Our club, SV Triborgh, has about 300 members with about 200 that have a permit. Before this is was the SV COM Tilburg, a club of ex-marine veterans, so many members have been marines and these shooting clubs was a way for them to keep in touch with each other. 
Since about 15 years it was also allowed for non-marines to enter the club that that is where the current one evolved from.
Many of our members are ex. marines/military and quite a few police officers (they -also- need to shoot a minimum of 18x per year so do it in our club). 
With regard to other EU countries, especially the Eastern European ones where you can just buy a gun in every shop, the regulations are very strict incl. the licenses for armourers.
Besides the limitation on magazine capacity for semi-auto's that is under implementation now, most other new things that come from the EU regulation where already in effect in Holland, so I think that the EU took that as an example for all other member states.
I think the rules are even more strict in the UK where you are not allowed to have a short firearm, there you see 1911's converted with extra long barrels and strange stuff, that is not the case in Holland.
Only big problem here in Holland is this maximum of max. 5 firearms. I'm applying for a collectors permit, but for that you need to become a member of the "Edouard de Beaumont" collectors club that has a waiting list of 2 years before you can enter as an apprentice. You then have to do a research project on older firearms (and guess what firearm I'm going to research) and do a presentation before a commission. But I'm willing to do all that work for it.
What is also a problem here, is finding long range shooting ranges, therefore I also applied at a Belgian club just accross the border that has access to a 600m military range, but also there 1.5 years waiting list.
What is strange, is that when you want to start reloading, you just call the policeoffice that handles your permit and they just send you that WECG permit by mail..........
In Belgium the rules are different, there is no limit of max. 5 firearms, it is unlimited, but for reloading you need the approval of all people living in a radius of 100m around your house....strange...
Anyway, the Dutch police officer that I know well and is always on my tail with the .30m1 matches moved to Belgium because of the regulations and built a special house there with large basement where he keeps his large weapon collection.
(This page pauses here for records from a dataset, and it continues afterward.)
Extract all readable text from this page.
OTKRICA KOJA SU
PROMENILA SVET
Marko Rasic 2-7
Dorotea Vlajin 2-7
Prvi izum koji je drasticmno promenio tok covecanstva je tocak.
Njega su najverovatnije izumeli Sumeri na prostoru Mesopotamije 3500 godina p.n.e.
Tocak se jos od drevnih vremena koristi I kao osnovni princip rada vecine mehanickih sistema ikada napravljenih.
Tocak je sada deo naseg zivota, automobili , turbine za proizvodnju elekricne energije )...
There the rules are different, the local police-officer comes to check together with the major (yes!) when you apply for the weapon collectors permit if all is safe.
In Holland every few years a marked policecar with 2 policeofficers in uniform come by to check unexpected if you store the weapons safely.
So, to me, there is no EU, all rules and things are still different, only thing that the EU consists of is this Euro (money) and the uncontrolled borders, but that's it. I never understand why we need to expensive EU parliaments for that, 1 in Strassbourg and 1 in Brussels incl. this committee and a EU president.......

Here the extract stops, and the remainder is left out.